Dr. Mukesh Haikerwal

- 19/11/2014
Past Chair of Council of the World Medical Association

Dr. Mukesh Haikerwal, General Medical Practitioner in Melbourne’s western suburbs in Australia, shares his story of how he protects himself, his staff and his patients from the severe consequences of influenza.

I’ve not had influenza for many years and I’ve put that down to the fact that I’ve been well protected by the influenza vaccine.

I got my first flu shot in the early ‘90s and I have had it every year since. At that time the flu vaccine wasn’t that widely available. And we were looking at the information and data about flu vaccines, as part of the Influenza Specialist Group in the Australian Medical Association. It was very clear that the more vaccines you have, the more useful it becomes longer term because you build up immunity against many different strains.

In general practice, the exposure I have to people with flu is very significant. But by being immunized, I am giving myself the best protection against contracting it from people who come into my room. It means that I don’t get this virus incubating in me and I can’t pass it on to my family at home or the patients that I see.

Not a day goes by during the influenza immunization season when people say: “I got sick the last time I had the flu vaccine, so I haven’t had one for years.” I believe it’s our duty as healthcare professionals to dispel this myth. So I say: “You can’t possibly get flu from the vaccine because it’s only part of the fraction of the flu virus and it’s a dead particle anyway. You might have a runny nose because of the immune reaction you get any time you get any injection or you might have had some other kind of virus. It was not the influenza because you weren’t bad enough for that to be the case.”

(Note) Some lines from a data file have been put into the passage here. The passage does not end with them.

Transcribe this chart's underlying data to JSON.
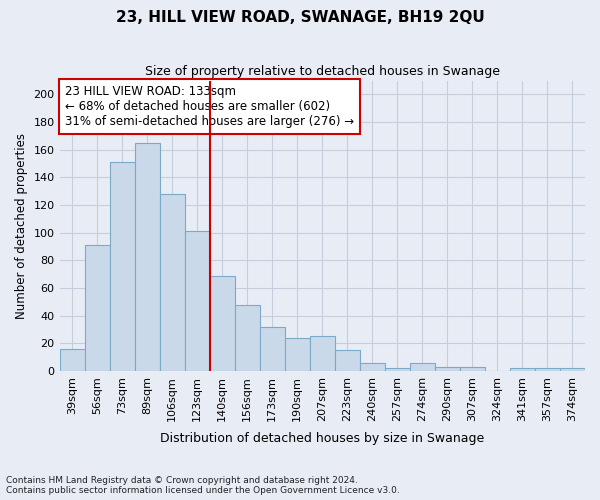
{
  "title": "23, HILL VIEW ROAD, SWANAGE, BH19 2QU",
  "subtitle": "Size of property relative to detached houses in Swanage",
  "xlabel": "Distribution of detached houses by size in Swanage",
  "ylabel": "Number of detached properties",
  "categories": [
    "39sqm",
    "56sqm",
    "73sqm",
    "89sqm",
    "106sqm",
    "123sqm",
    "140sqm",
    "156sqm",
    "173sqm",
    "190sqm",
    "207sqm",
    "223sqm",
    "240sqm",
    "257sqm",
    "274sqm",
    "290sqm",
    "307sqm",
    "324sqm",
    "341sqm",
    "357sqm",
    "374sqm"
  ],
  "values": [
    16,
    91,
    151,
    165,
    128,
    101,
    69,
    48,
    32,
    24,
    25,
    15,
    6,
    2,
    6,
    3,
    3,
    0,
    2,
    2,
    2
  ],
  "bar_color": "#cad9ea",
  "bar_edge_color": "#7aaac8",
  "vline_x_index": 6,
  "vline_color": "#cc0000",
  "annotation_text": "23 HILL VIEW ROAD: 133sqm\n← 68% of detached houses are smaller (602)\n31% of semi-detached houses are larger (276) →",
  "annotation_box_facecolor": "#ffffff",
  "annotation_box_edgecolor": "#cc0000",
  "ylim": [
    0,
    210
  ],
  "yticks": [
    0,
    20,
    40,
    60,
    80,
    100,
    120,
    140,
    160,
    180,
    200
  ],
  "footer_text": "Contains HM Land Registry data © Crown copyright and database right 2024.\nContains public sector information licensed under the Open Government Licence v3.0.",
  "fig_facecolor": "#e8edf5",
  "axes_facecolor": "#e8edf5",
  "grid_color": "#c5cedd",
  "title_fontsize": 11,
  "subtitle_fontsize": 9,
  "tick_fontsize": 8,
  "ylabel_fontsize": 8.5,
  "xlabel_fontsize": 9,
  "annotation_fontsize": 8.5,
  "footer_fontsize": 6.5
}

As trusted healthcare professionals providing the best advice based on science, we are the most effective vehicles for promoting that individuals should get immunized against influenza.

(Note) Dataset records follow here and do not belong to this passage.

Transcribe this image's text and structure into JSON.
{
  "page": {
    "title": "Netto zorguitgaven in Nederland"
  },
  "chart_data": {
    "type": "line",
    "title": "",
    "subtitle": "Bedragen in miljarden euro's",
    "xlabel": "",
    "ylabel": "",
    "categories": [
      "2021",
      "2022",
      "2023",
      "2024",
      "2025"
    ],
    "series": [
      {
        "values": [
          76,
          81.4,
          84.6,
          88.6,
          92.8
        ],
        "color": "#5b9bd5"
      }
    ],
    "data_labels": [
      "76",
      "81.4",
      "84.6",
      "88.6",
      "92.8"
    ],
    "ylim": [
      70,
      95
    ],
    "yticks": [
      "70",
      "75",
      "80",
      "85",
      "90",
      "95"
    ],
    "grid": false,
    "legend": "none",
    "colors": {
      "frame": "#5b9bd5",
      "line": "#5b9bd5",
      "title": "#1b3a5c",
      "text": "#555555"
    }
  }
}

So, in the community where we work, we actively advocate for the uptake of the flu vaccine: in the practice or nursing homes that we visit or pharmacies that we frequent. We explain that influenza is a major illness and if we get it in large volumes, it can be devastating. We talk about how elderly people have a reduced immunity and are more susceptible to its severe consequences. We also share why those with chronic diseases and those who are pregnant would benefit from the flu shot.

In my practice, everybody is immunized against influenza. It’s something we promote and provide free to our staff. Everyone takes it up, and by and large they all do extraordinarily well. We even provide a special clinic so that people from the community can come through and get immunized in a timely manner.

For me, the message about influenza is quite clear. The only reason we haven’t suffered catastrophic flu like the Spanish flu of 1917, which caused devastation in fit young people, and the only reason we didn’t suffer particularly badly with the pandemic flu in 2010, is because we have effective influenza immunization.